The code example provided below demonstrates how to read an eZAF quantified .dat file from EDAX TEAM Software.

[4]:
import os
import struct


class ED_ZAF_MAP:
    def __init__(self, path):
        self.metadata: dict = dict()
        filename, extension = os.path.splitext(path)
        self.map = self.data_reader(filename + ".dat")

    def data_reader(self, filename):
        map_data = open(filename, "rb")
        pixel_x = struct.unpack("i", map_data.read(4))[0]
        pixel_y = struct.unpack("i", map_data.read(4))[0]
        _ = struct.unpack("i", map_data.read(4))[0]
        _ = struct.unpack("i", map_data.read(4))[0]
        self.metadata.update(dict(pixel_x=pixel_x, pixel_y=pixel_y))

        imdata = list()
        for _ in range(pixel_x * pixel_y):
            imdata.append(struct.unpack("d", map_data.read(8))[0])
        del map_data
        return np.array(imdata).reshape(pixel_y, pixel_x)


Ni = ED_ZAF_MAP("./data/map20221215113824374_ZafAt_Ni K.dat")
Ni.map
[4]:
array([[6.12325621, 6.35650826, 6.08559752, ..., 8.71869564, 8.54577732,
        8.13435745],
       [6.66705704, 6.26503134, 6.45951939, ..., 8.4222908 , 8.21191216,
        7.97221041],
       [6.50059986, 6.25924826, 6.456285  , ..., 8.55289459, 8.3780632 ,
        8.15284729],
       ...,
       [6.19918871, 6.3649044 , 6.09490299, ..., 8.44891453, 8.34977436,
        7.75710821],
       [5.94013357, 6.27952957, 6.40555239, ..., 8.40961075, 8.30915165,
        7.28244448],
       [6.09065056, 6.44013071, 6.43883705, ..., 8.25094509, 7.97439957,
        7.23802233]])
[5]:
import matplotlib.pyplot as plt

plt.imshow(Ni.map)
[5]:
<matplotlib.image.AxesImage at 0x7fcd0669ead0>
../_images/notebooks_T2_parsing_data_13_1.png

Image Data Format

Images serve as an important mode of representing scientific data, encompassing elements like metallographic micrographs, scanning electron microscope (SEM) images, and optical microscope imagery. Thankfully, Python offers a wide range of libraries that efficiently facilitate image reading. Specifically, in the original publications of this tool, a light micrograph panorama image was used to align results from electron back-scattered diffraction analysis and high-speed nano-indentation evaluations.

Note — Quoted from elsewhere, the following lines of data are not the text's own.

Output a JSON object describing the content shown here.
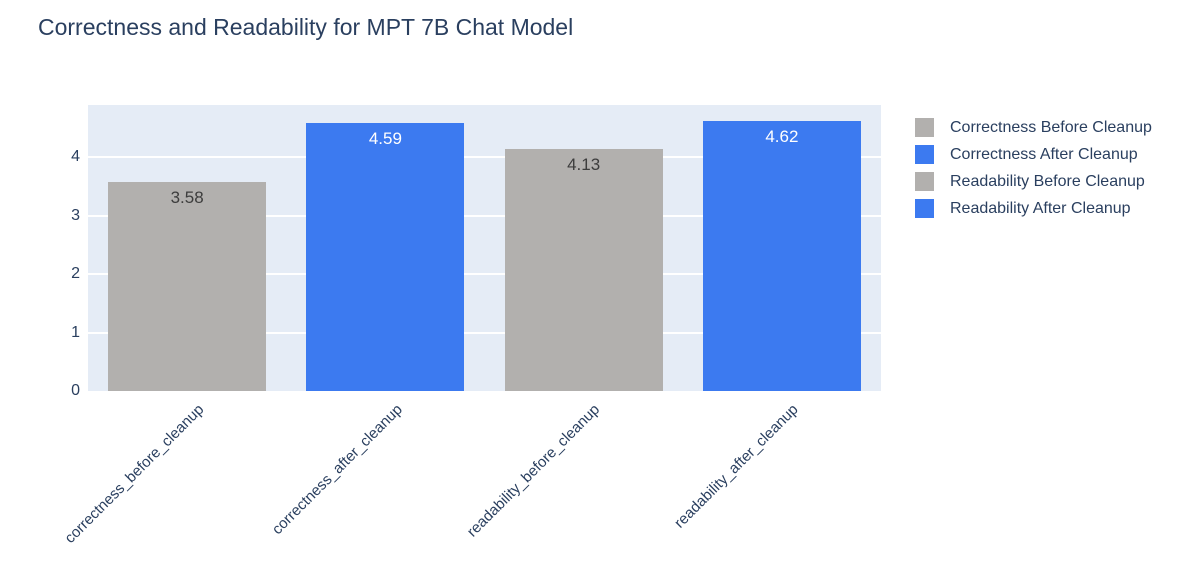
{
  "figure": {
    "background": "#ffffff",
    "plot_background": "#e5ecf6",
    "grid_color": "#ffffff",
    "text_color": "#2a3f5f"
  },
  "chart_data": {
    "type": "bar",
    "title": "Correctness and Readability for MPT 7B Chat Model",
    "categories": [
      "correctness_before_cleanup",
      "correctness_after_cleanup",
      "readability_before_cleanup",
      "readability_after_cleanup"
    ],
    "series": [
      {
        "name": "Correctness Before Cleanup",
        "category": "correctness_before_cleanup",
        "value": 3.58,
        "value_label": "3.58",
        "color": "#b2b0ae",
        "value_label_color": "#3d3d3d"
      },
      {
        "name": "Correctness After Cleanup",
        "category": "correctness_after_cleanup",
        "value": 4.59,
        "value_label": "4.59",
        "color": "#3c7af0",
        "value_label_color": "#ffffff"
      },
      {
        "name": "Readability Before Cleanup",
        "category": "readability_before_cleanup",
        "value": 4.13,
        "value_label": "4.13",
        "color": "#b2b0ae",
        "value_label_color": "#3d3d3d"
      },
      {
        "name": "Readability After Cleanup",
        "category": "readability_after_cleanup",
        "value": 4.62,
        "value_label": "4.62",
        "color": "#3c7af0",
        "value_label_color": "#ffffff"
      }
    ],
    "xlabel": "",
    "ylabel": "",
    "yticks": [
      0,
      1,
      2,
      3,
      4
    ],
    "ylim": [
      0,
      4.89
    ],
    "grid": true,
    "legend_position": "right"
  }
}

Most image formats can be handled by the cv2 or scikit-image libraries.

[6]:
import skimage

limi_sk = skimage.io.imread("./data/example_image.jpg")
plt.imshow(limi_sk)
[6]:
<matplotlib.image.AxesImage at 0x7fcd00813650>
../_images/notebooks_T2_parsing_data_15_1.png

You can use PIL also.

[7]:
from PIL import Image

limi_pil = Image.open("./data/example_image.jpg")

By using strategies that we’ve visited above, you should be able to read most of scientific data.